# Install the ucimlrepo package

In [None]:
# The following line installs the ucimlrepo package, 
# which is used to fetch datasets from the UCI Machine Learning Repository
# If you have installed the ucimlrepo package, you can skip this line
# !pip install ucimlrepo

# Import the dataset

In [2]:
# Import the pandas library for data manipulation and analysis
import pandas as pd

# https://archive.ics.uci.edu/dataset/222/bank+marketing
# Import the fetch_ucirepo function from the ucimlrepo package
from ucimlrepo import fetch_ucirepo

# Fetch the bank marketing dataset from the UCI repository using its ID
bank_marketing = fetch_ucirepo(id=222)

In [None]:
# Extract the features (independent variables) from the dataset
X = bank_marketing.data.features

# Extract the targets (dependent variable) from the dataset
y = bank_marketing.data.targets

# Get the names of the feature columns
features_names = X.columns

# Get the name of the target column
target_name = y.columns[0]

# Print the shape (number of rows and columns) of the features dataframe
print(f"Shape of features: {X.shape}")

# Print the shape (number of rows and columns) of the targets dataframe
print(f"Shape of targets: {y.shape}")

# Print the names of the feature columns
print(f"Features names: {features_names}")

# Print the name of the target column
print(f"Target name: {target_name}")

# Reset the bank_marketing variable to free up memory
bank_marketing = 0

In [None]:
# Display the first 5 rows of the features dataframe to get an overview of the input data
X.head()

In [None]:
# Display the first 5 rows of the targets dataframe to get an overview of the target data
y.head()

In [None]:
# Count the classes of the target variable
# Loop through each unique class in the target variable
for i in y[target_name].unique():
    # Print the class label and the count of occurrences of that class in the target variable
    print(f"Class {i}: {y[target_name].value_counts()[i]}")

In [None]:
# Count missing values of target variable
missing_values = y.isnull().sum()
print(f"Missing values of target variable: {missing_values}")

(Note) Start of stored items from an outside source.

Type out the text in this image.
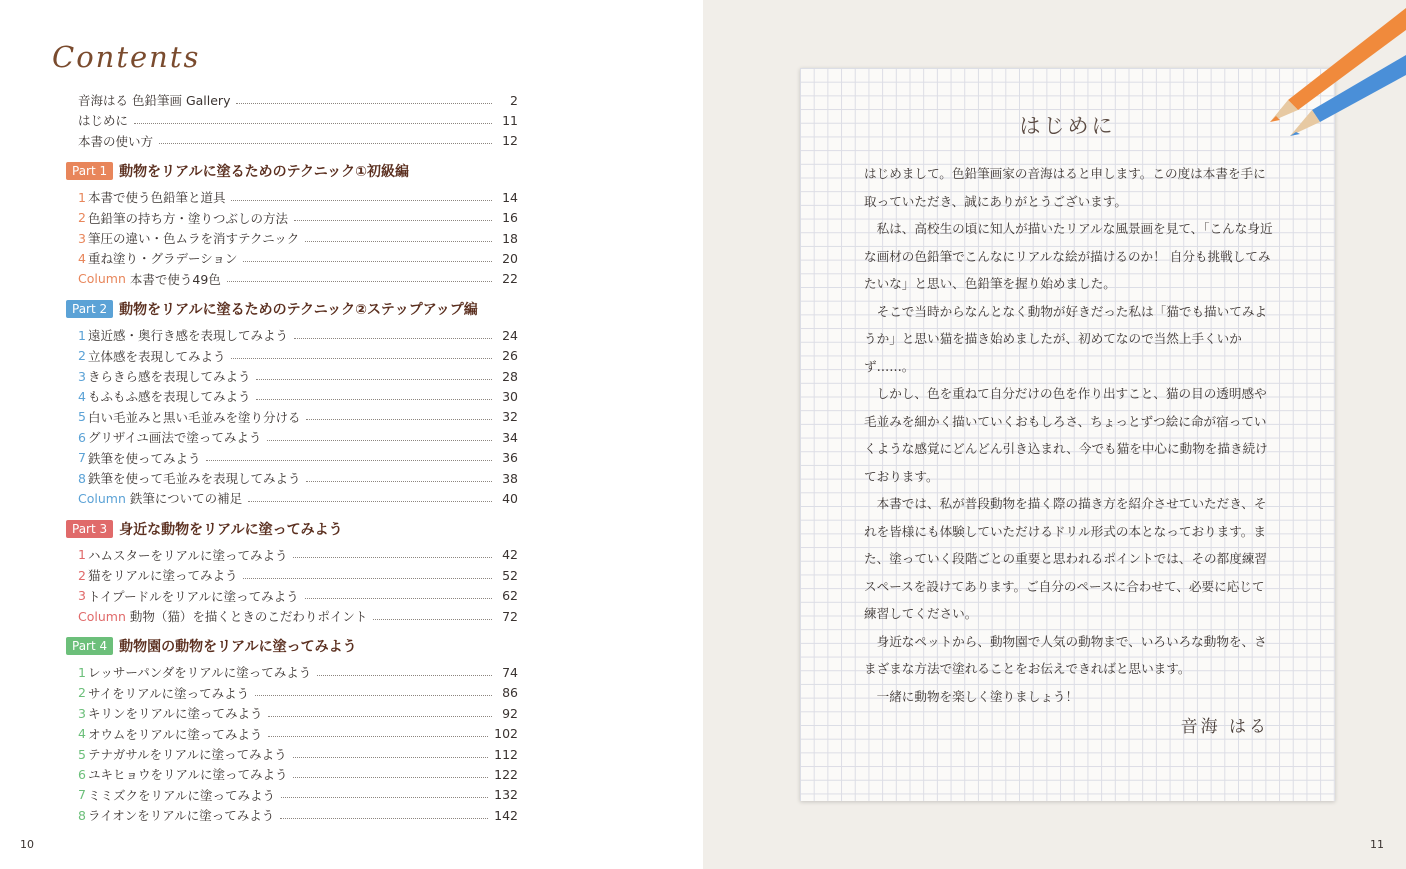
Contents
音海はる 色鉛筆画 Gallery	2
はじめに	11
本書の使い方	12
Part 1 動物をリアルに塗るためのテクニック①初級編
1 本書で使う色鉛筆と道具	14
2 色鉛筆の持ち方・塗りつぶしの方法	16
3 筆圧の違い・色ムラを消すテクニック	18
4 重ね塗り・グラデーション	20
Column 本書で使う49色	22
Part 2 動物をリアルに塗るためのテクニック②ステップアップ編
1 遠近感・奥行き感を表現してみよう	24
2 立体感を表現してみよう	26
3 きらきら感を表現してみよう	28
4 もふもふ感を表現してみよう	30
5 白い毛並みと黒い毛並みを塗り分ける	32
6 グリザイユ画法で塗ってみよう	34
7 鉄筆を使ってみよう	36
8 鉄筆を使って毛並みを表現してみよう	38
Column 鉄筆についての補足	40
Part 3 身近な動物をリアルに塗ってみよう
1 ハムスターをリアルに塗ってみよう	42
2 猫をリアルに塗ってみよう	52
3 トイプードルをリアルに塗ってみよう	62
Column 動物（猫）を描くときのこだわりポイント	72
Part 4 動物園の動物をリアルに塗ってみよう
1 レッサーパンダをリアルに塗ってみよう	74
2 サイをリアルに塗ってみよう	86
3 キリンをリアルに塗ってみよう	92
4 オウムをリアルに塗ってみよう	102
5 テナガサルをリアルに塗ってみよう	112
6 ユキヒョウをリアルに塗ってみよう	122
7 ミミズクをリアルに塗ってみよう	132
8 ライオンをリアルに塗ってみよう	142
10	11
はじめに

はじめまして。色鉛筆画家の音海はると申します。この度は本書を手に取っていただき、誠にありがとうございます。

私は、高校生の頃に知人が描いたリアルな風景画を見て、「こんな身近な画材の色鉛筆でこんなにリアルな絵が描けるのか！ 自分も挑戦してみたいな」と思い、色鉛筆を握り始めました。

そこで当時からなんとなく動物が好きだった私は「猫でも描いてみようか」と思い猫を描き始めましたが、初めてなので当然上手くいかず……。

しかし、色を重ねて自分だけの色を作り出すこと、猫の目の透明感や毛並みを細かく描いていくおもしろさ、ちょっとずつ絵に命が宿っていくような感覚にどんどん引き込まれ、今でも猫を中心に動物を描き続けております。

本書では、私が普段動物を描く際の描き方を紹介させていただき、それを皆様にも体験していただけるドリル形式の本となっております。また、塗っていく段階ごとの重要と思われるポイントでは、その都度練習スペースを設けてあります。ご自分のペースに合わせて、必要に応じて練習してください。

身近なペットから、動物園で人気の動物まで、いろいろな動物を、さまざまな方法で塗れることをお伝えできればと思います。

一緒に動物を楽しく塗りましょう！

音海 はる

# Count the number of missing values in each column
missing_values = X.isnull().sum()
print(missing_values)

In [None]:
# Remove the columns with missing values from the features dataframe
# axis=1 specifies that we are dropping columns (not rows)
# dropna() is a pandas function that removes missing values
# By default, dropna() removes rows with missing values, 
# but setting axis=1 changes it to remove columns instead
X = X.dropna(axis=1)
# Print the shape of the features dataframe after removing the columns with missing values
print(X.shape)

In [None]:
# print the data type of the features
print(X.dtypes)
# print the data type of the target variable
print(y.dtypes)

In [10]:
# Encode the categorical variables using one-hot encoding
# One-hot encoding converts categorical variables into a form that can be provided to ML algorithms to do a better job in prediction.
# It creates new binary columns, each representing a unique category in the original column.
# For example, if a column 'color' has three categories ['red', 'green', 'blue'], one-hot encoding will create three new columns:
# 'color_red', 'color_green', and 'color_blue'. Each row will have a 
# True in the column corresponding to its original category and False in the others.
X = pd.get_dummies(X)

In [None]:
# Print the names of the columns after one-hot encoding
# This will help us understand how the categorical variables have been transformed into binary columns
print(X.columns)

# Display the first 5 rows of the encoded data to get an overview of the transformed features
# This will show us how the original categorical values have been converted into binary columns
X.head()